D = 0.08t^2 - 1.6t + 9
Why does this equation above fits this model: A student stands facing a motion detector. He quickly walks toward the detector, slows down, stops and then slowly walks away from the detector. He speeds up as he gets farther away from the detector.
D = 0.08t^2 - 1.6t + 9
is constant acceleration of +0.08 with an initial location of D = 9 and an initial velocity of -1.6
note
when t = 0, D = 9
if you were into calculus I would say more:)
just look at the graph of the parabola.
It starts off at a certain value, which decreases, stop, turns around, and then moves back up with greater speed.
There are other formulas which would fit the model, but the parabola is the simplest.
To understand why the given equation fits the described motion of the student, we need to analyze the equation's variables and coefficients.
The equation D = 0.08t^2 - 1.6t + 9 represents the distance (D) traveled by the student over time (t).
Let's break down the equation:
- The term 0.08t^2 represents the acceleration of the student. Since the coefficient is positive (0.08), it indicates that the student's acceleration is increasing with time squared. This means the student is accelerating faster and faster as time progresses. For example, after 1 second, the acceleration will be 0.08 times 1 squared which is 0.08. After 2 seconds, the acceleration will be 0.08 times 2 squared which is 0.32, and so on.
- The term -1.6t represents the rate of decrease in speed or deceleration. The negative coefficient (-1.6) indicates that the student is slowing down as time progresses. It is linear, meaning the student reduces their speed by 1.6 units every second.

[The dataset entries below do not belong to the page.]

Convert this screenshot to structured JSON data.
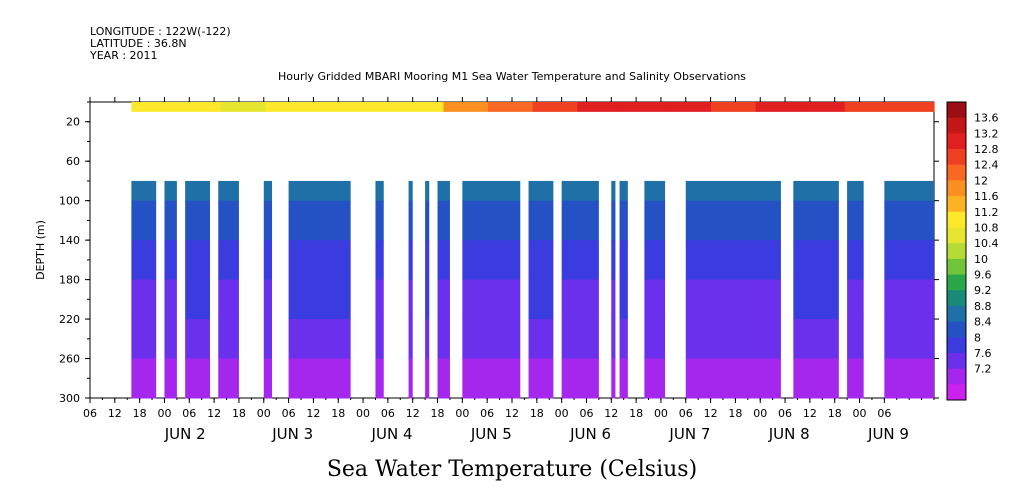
{
  "header": {
    "longitude": "LONGITUDE : 122W(-122)",
    "latitude": "LATITUDE : 36.8N",
    "year": "YEAR : 2011"
  },
  "chart_data": {
    "type": "heatmap",
    "title": "Hourly Gridded MBARI Mooring M1 Sea Water Temperature and Salinity Observations",
    "xlabel": "Sea Water Temperature (Celsius)",
    "ylabel": "DEPTH (m)",
    "ylim": [
      300,
      0
    ],
    "y_ticks": [
      20,
      60,
      100,
      140,
      180,
      220,
      260,
      300
    ],
    "x_ticks_hours": [
      "06",
      "12",
      "18",
      "00",
      "06",
      "12",
      "18",
      "00",
      "06",
      "12",
      "18",
      "00",
      "06",
      "12",
      "18",
      "00",
      "06",
      "12",
      "18",
      "00",
      "06",
      "12",
      "18",
      "00",
      "06",
      "12",
      "18",
      "00",
      "06",
      "12",
      "18",
      "00",
      "06"
    ],
    "day_labels": [
      "JUN  2",
      "JUN  3",
      "JUN  4",
      "JUN  5",
      "JUN  6",
      "JUN  7",
      "JUN  8",
      "JUN  9"
    ],
    "x_range_hours": [
      0,
      204
    ],
    "surface_band": {
      "depth_top": 0,
      "depth_bottom": 10,
      "start_hour": 10,
      "values": [
        11.2,
        11.0,
        10.9,
        11.0,
        11.1,
        11.0,
        11.2,
        11.8,
        12.2,
        12.4,
        12.6,
        12.8,
        12.6,
        12.4,
        12.7,
        12.9,
        12.5,
        12.4
      ]
    },
    "data_column_segments_hours": [
      [
        10,
        16
      ],
      [
        18,
        21
      ],
      [
        23,
        29
      ],
      [
        31,
        36
      ],
      [
        42,
        44
      ],
      [
        48,
        63
      ],
      [
        69,
        71
      ],
      [
        77,
        78
      ],
      [
        81,
        82
      ],
      [
        84,
        87
      ],
      [
        90,
        104
      ],
      [
        106,
        112
      ],
      [
        114,
        123
      ],
      [
        126,
        127
      ],
      [
        128,
        130
      ],
      [
        134,
        139
      ],
      [
        144,
        167
      ],
      [
        170,
        181
      ],
      [
        183,
        187
      ],
      [
        192,
        211
      ]
    ],
    "profile_depth_range": [
      80,
      300
    ],
    "typical_profile": [
      {
        "depth": 80,
        "temp": 9.1
      },
      {
        "depth": 100,
        "temp": 8.8
      },
      {
        "depth": 140,
        "temp": 8.6
      },
      {
        "depth": 180,
        "temp": 8.3
      },
      {
        "depth": 220,
        "temp": 8.1
      },
      {
        "depth": 260,
        "temp": 7.9
      },
      {
        "depth": 300,
        "temp": 7.6
      }
    ],
    "colorbar": {
      "labels": [
        "13.6",
        "13.2",
        "12.8",
        "12.4",
        "12",
        "11.6",
        "11.2",
        "10.8",
        "10.4",
        "10",
        "9.6",
        "9.2",
        "8.8",
        "8.4",
        "8",
        "7.6",
        "7.2"
      ],
      "colors": [
        "#9c0d14",
        "#c41818",
        "#e02020",
        "#f04022",
        "#f86822",
        "#fb9022",
        "#fcb424",
        "#fde82c",
        "#e6e630",
        "#b4dc34",
        "#72c43a",
        "#2aa849",
        "#1a8a78",
        "#1f70a6",
        "#2452c4",
        "#3a3ce0",
        "#6b30ec",
        "#a527ee",
        "#cc22ee"
      ]
    }
  }
}
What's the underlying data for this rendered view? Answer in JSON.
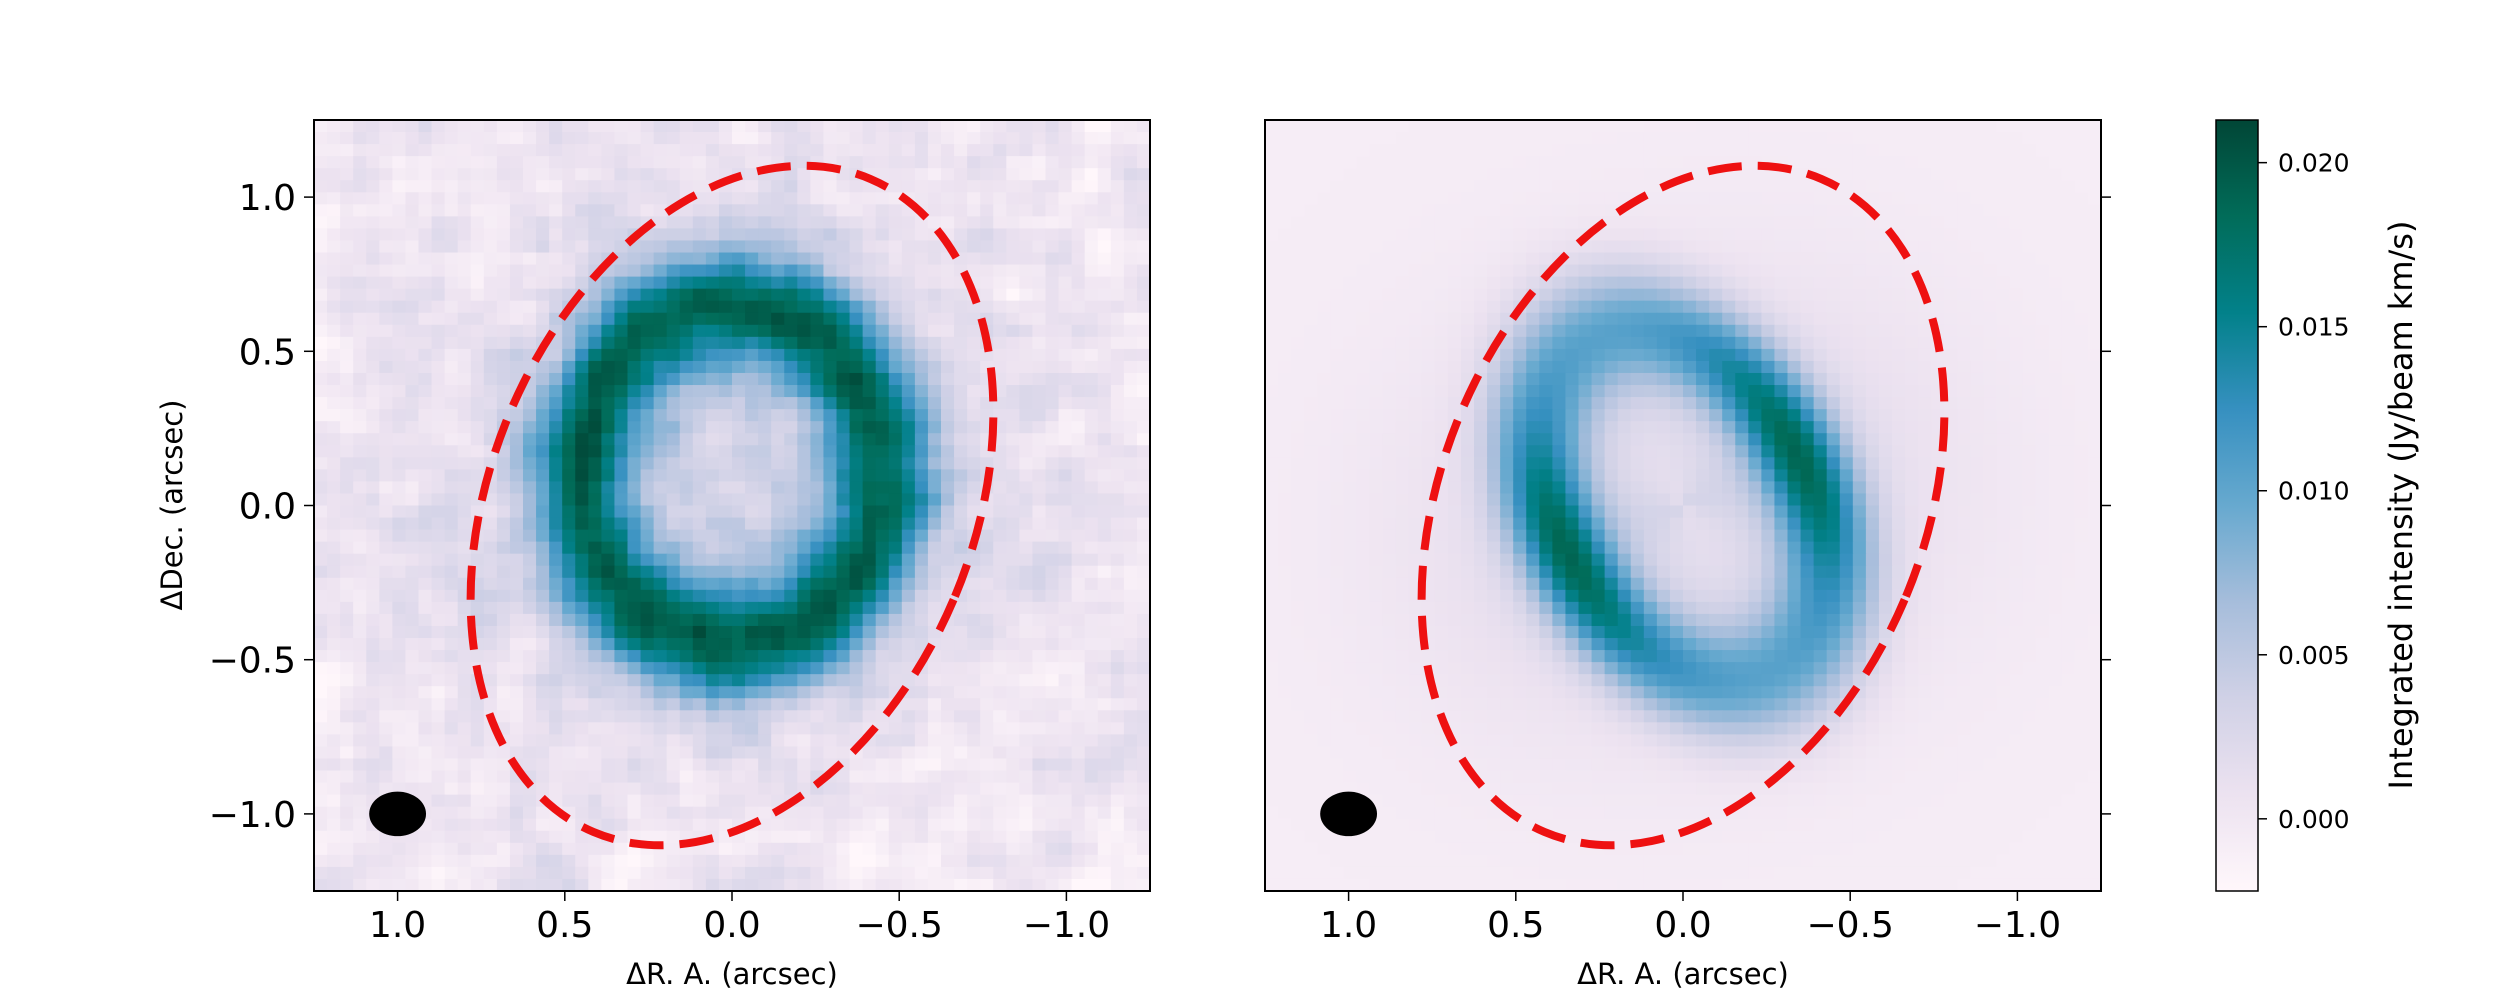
{
  "chart_data": [
    {
      "type": "heatmap",
      "panel": "left",
      "xlabel": "ΔR. A.  (arcsec)",
      "ylabel": "ΔDec.  (arcsec)",
      "xlim": [
        1.25,
        -1.25
      ],
      "ylim": [
        -1.25,
        1.25
      ],
      "x_ticks": [
        1.0,
        0.5,
        0.0,
        -0.5,
        -1.0
      ],
      "x_tick_labels": [
        "1.0",
        "0.5",
        "0.0",
        "−0.5",
        "−1.0"
      ],
      "y_ticks": [
        1.0,
        0.5,
        0.0,
        -0.5,
        -1.0
      ],
      "y_tick_labels": [
        "1.0",
        "0.5",
        "0.0",
        "−0.5",
        "−1.0"
      ],
      "ellipse": {
        "center": [
          0.0,
          0.0
        ],
        "semi_major": 1.15,
        "semi_minor": 0.72,
        "position_angle_deg": 23,
        "color": "#ee1111",
        "style": "dashed"
      },
      "beam": {
        "x": 1.0,
        "y": -1.0,
        "major": 0.2,
        "minor": 0.17,
        "color": "#000000"
      },
      "ring": {
        "center": [
          0.0,
          0.1
        ],
        "radius_major": 0.55,
        "radius_minor": 0.45,
        "width": 0.25,
        "peak": 0.02
      },
      "noisy": true
    },
    {
      "type": "heatmap",
      "panel": "right",
      "xlabel": "ΔR. A.  (arcsec)",
      "ylabel": "",
      "xlim": [
        1.25,
        -1.25
      ],
      "ylim": [
        -1.25,
        1.25
      ],
      "x_ticks": [
        1.0,
        0.5,
        0.0,
        -0.5,
        -1.0
      ],
      "x_tick_labels": [
        "1.0",
        "0.5",
        "0.0",
        "−0.5",
        "−1.0"
      ],
      "y_ticks": [
        1.0,
        0.5,
        0.0,
        -0.5,
        -1.0
      ],
      "y_tick_labels": [],
      "ellipse": {
        "center": [
          0.0,
          0.0
        ],
        "semi_major": 1.15,
        "semi_minor": 0.72,
        "position_angle_deg": 23,
        "color": "#ee1111",
        "style": "dashed"
      },
      "beam": {
        "x": 1.0,
        "y": -1.0,
        "major": 0.2,
        "minor": 0.17,
        "color": "#000000"
      },
      "ring": {
        "center": [
          0.0,
          0.0
        ],
        "radius_major": 0.6,
        "radius_minor": 0.38,
        "width": 0.22,
        "position_angle_deg": 25,
        "peak": 0.0195
      },
      "noisy": false
    }
  ],
  "colorbar": {
    "label": "Integrated intensity (Jy/beam km/s)",
    "range": [
      -0.0022,
      0.0213
    ],
    "ticks": [
      0.0,
      0.005,
      0.01,
      0.015,
      0.02
    ],
    "tick_labels": [
      "0.000",
      "0.005",
      "0.010",
      "0.015",
      "0.020"
    ],
    "colormap": "PuBuGn",
    "colors": [
      "#fff7fb",
      "#ece2f0",
      "#d0d1e6",
      "#a6bddb",
      "#67a9cf",
      "#3690c0",
      "#02818a",
      "#016c59",
      "#014636"
    ]
  }
}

- The constant term 9 represents the initial distance from the motion detector when the student starts walking. It indicates the starting point or the distance before the student begins moving.
Now, let's link this equation to the described motion of the student:
1. "A student stands facing a motion detector." - Before the student starts moving, the initial distance (D) is 9 units from the motion detector. This aligns with the constant term in the equation.
2. "He quickly walks toward the detector, slows down, stops, and then slowly walks away from the detector." - The term 0.08t^2 represents the increasing acceleration as time progresses. This aligns with the initial quick walking towards the detector. The term -1.6t (deceleration) represents the point where the student slows down, stops, and then starts walking away from the detector.
3. "He speeds up as he gets farther away from the detector." - Since the acceleration term (0.08t^2) is always positive, it indicates that the student's speed increases as time goes on, particularly when the distance from the detector increases.
Therefore, the equation D = 0.08t^2 - 1.6t + 9 accurately models the described motion of the student, starting from a stationary position, walking towards the detector, slowing down, stopping, and then walking away while gradually increasing speed as the distance from the detector increases.